First Unitarian Church of Hamilton board member Bill Johnston is modest when speaking about the Dundurn Street church's efforts to become a greener place of worship.
"We aren't unique. Are we greener than any other church community? I doubt it," Johnston said. "But we've never had any particular problem when we do promote things that we do."
However, First Unitarian has become a standout among several local religious communities on a mission to get green.
It has earned one of this year's Greening Sacred Spaces (GSS) awards for its efforts in promoting environmental sustainability.
Hamilton Victory Gardens is also being recognized for its seven community gardens, which give produce to local food banks.
Johnston's church is part of Faith and the Common Good, an interfaith network of religious communities formed in 2008.

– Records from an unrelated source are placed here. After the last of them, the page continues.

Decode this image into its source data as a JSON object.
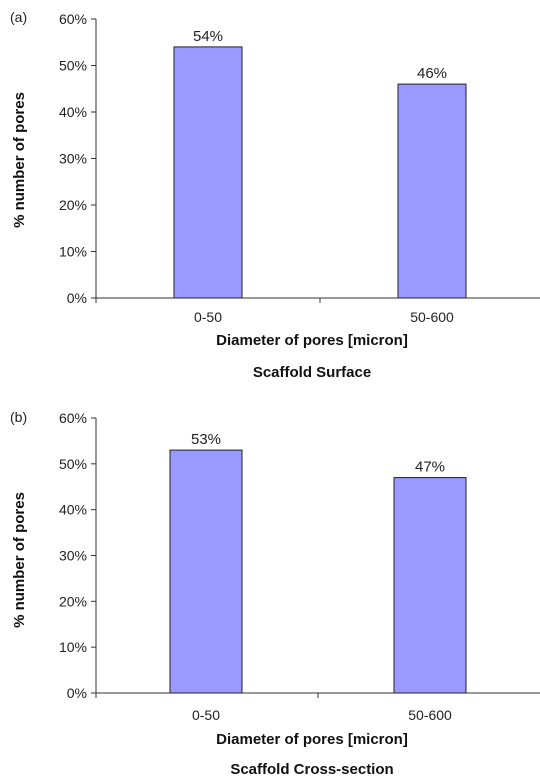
{
  "chart_data": [
    {
      "panel": "(a)",
      "type": "bar",
      "categories": [
        "0-50",
        "50-600"
      ],
      "values": [
        54,
        46
      ],
      "data_labels": [
        "54%",
        "46%"
      ],
      "title": "Scaffold Surface",
      "xlabel": "Diameter of pores [micron]",
      "ylabel": "% number of pores",
      "ylim": [
        0,
        60
      ],
      "yticks": [
        "0%",
        "10%",
        "20%",
        "30%",
        "40%",
        "50%",
        "60%"
      ],
      "bar_color": "#9999ff",
      "grid": false
    },
    {
      "panel": "(b)",
      "type": "bar",
      "categories": [
        "0-50",
        "50-600"
      ],
      "values": [
        53,
        47
      ],
      "data_labels": [
        "53%",
        "47%"
      ],
      "title": "Scaffold Cross-section",
      "xlabel": "Diameter of pores [micron]",
      "ylabel": "% number of pores",
      "ylim": [
        0,
        60
      ],
      "yticks": [
        "0%",
        "10%",
        "20%",
        "30%",
        "40%",
        "50%",
        "60%"
      ],
      "bar_color": "#9999ff",
      "grid": false
    }
  ]
}
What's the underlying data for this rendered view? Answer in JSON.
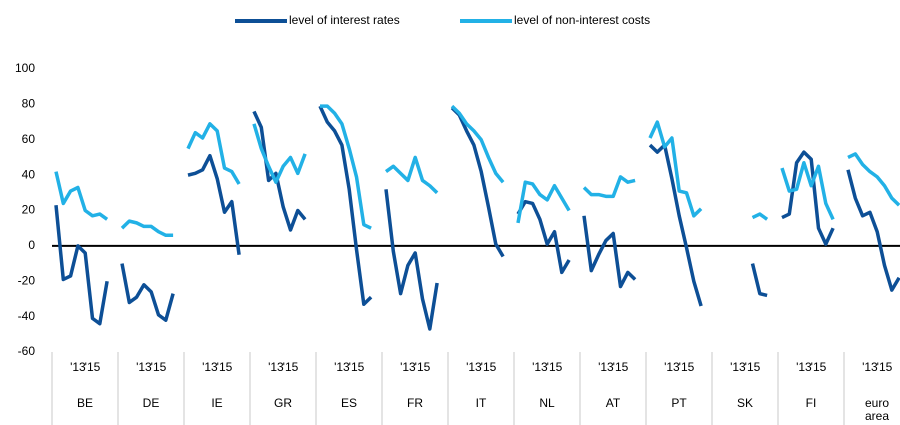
{
  "chart_data": {
    "type": "line",
    "categories": [
      "BE",
      "DE",
      "IE",
      "GR",
      "ES",
      "FR",
      "IT",
      "NL",
      "AT",
      "PT",
      "SK",
      "FI",
      "euro area"
    ],
    "periods": [
      null,
      null,
      null,
      "'13",
      null,
      "'15",
      null,
      null
    ],
    "series": [
      {
        "name": "level of interest rates",
        "color": "#0d4f96",
        "values": [
          [
            23,
            -19,
            -17,
            0,
            -4,
            -41,
            -44,
            -20
          ],
          [
            -10,
            -32,
            -29,
            -22,
            -26,
            -39,
            -42,
            -27
          ],
          [
            40,
            41,
            43,
            51,
            38,
            19,
            25,
            -5
          ],
          [
            76,
            67,
            37,
            41,
            22,
            9,
            20,
            15
          ],
          [
            79,
            70,
            65,
            57,
            32,
            -2,
            -33,
            -29
          ],
          [
            32,
            -3,
            -27,
            -11,
            -4,
            -30,
            -47,
            -21
          ],
          [
            78,
            74,
            65,
            57,
            42,
            22,
            1,
            -6
          ],
          [
            18,
            25,
            24,
            15,
            1,
            8,
            -15,
            -8
          ],
          [
            17,
            -14,
            -5,
            3,
            7,
            -23,
            -15,
            -19
          ],
          [
            57,
            53,
            57,
            38,
            17,
            -1,
            -20,
            -34
          ],
          [
            null,
            null,
            null,
            null,
            null,
            -10,
            -27,
            -28
          ],
          [
            16,
            18,
            47,
            53,
            49,
            10,
            1,
            10
          ],
          [
            43,
            27,
            17,
            19,
            8,
            -11,
            -25,
            -18
          ]
        ]
      },
      {
        "name": "level of non-interest costs",
        "color": "#22b1e6",
        "values": [
          [
            42,
            24,
            31,
            33,
            20,
            17,
            18,
            15
          ],
          [
            10,
            14,
            13,
            11,
            11,
            8,
            6,
            6
          ],
          [
            55,
            64,
            61,
            69,
            65,
            44,
            42,
            35
          ],
          [
            69,
            55,
            45,
            36,
            45,
            50,
            41,
            52
          ],
          [
            79,
            79,
            75,
            69,
            55,
            39,
            12,
            10
          ],
          [
            42,
            45,
            41,
            37,
            50,
            37,
            34,
            30
          ],
          [
            79,
            75,
            69,
            65,
            60,
            50,
            41,
            36
          ],
          [
            13,
            36,
            35,
            29,
            26,
            34,
            27,
            20
          ],
          [
            33,
            29,
            29,
            28,
            28,
            39,
            36,
            37
          ],
          [
            61,
            70,
            56,
            61,
            31,
            30,
            17,
            21
          ],
          [
            null,
            null,
            null,
            null,
            null,
            16,
            18,
            15
          ],
          [
            44,
            31,
            32,
            47,
            34,
            45,
            24,
            15
          ],
          [
            50,
            52,
            46,
            42,
            39,
            34,
            27,
            23
          ]
        ]
      }
    ],
    "ylim": [
      -60,
      100
    ],
    "yticks": [
      -60,
      -40,
      -20,
      0,
      20,
      40,
      60,
      80,
      100
    ],
    "grid": false
  }
}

The network is behind GSS, a provincewide program dedicated to helping faith groups get green. Locally, the funds for the program are dispersed through Environment Hamilton.
First Unitarian has taken several steps to update its building and make it more energy efficient.
The original flat roof was converted into a peaked shape and insulated. Reused fluorescent lighting was replaced.
Dropped ceilings were installed and walls were insulated.
Last April, it installed 10 kilowatts of solar panels.
"We decided we would only put up solar panels if people donated the money to pay for them. We raised a little shy of $45,000 to do that in a month," said Johnston, a former editor at The Hamilton Spectator.
Now, they're in the middle of a naturalization project in the church gardens.
Beatrice Ekoko is the project facilitator for GSS and says faith-based organizations get involved in many ways, from energy conservation, solar projects and growing food to using green cleaning products.
"Basically, the idea is to reflect your faith in a more sustainable way," Ekoko said.
"You'll find that almost every philosophy and faith teaches people that they should respect and take care of the Earth."
Transportation is a hot topic and, over the weekend, GSS put on its Get to Worship Without Your Car challenge. Ekoko thought it would be a fun way to encourage churchgoers to find ways to travel to centres of worship other than driving.
While many religious communities' green efforts are relatively recent, some have been around for decades.
Loueen Madill is the chairperson of SAGE, the Study and Action Group for the Environment, at Westdale United Church. More than 20 years ago, it started an organic garden that is still growing strong. All of its crops go to local food banks.
It uses a composter, a rain barrel and offers bicycle racks for parishioners. The church also installed sensor lighting and low-flow toilets. It raised money to purchase a commercial dishwasher that doesn't use as much power and, two years ago, installed solar panels on the roof. It also uses green cleaning and personal care products.
"The United Church has put into their mission statement … a line about caring for creation. For us, it's the responsibility, the stewardship of creation around us, what we've been given and our care for that," said Madill.
Westdale United also belongs to the Eco Churches of West Hamilton, a group started about four years ago to support its member churches through brainstorming, workshops and discussions.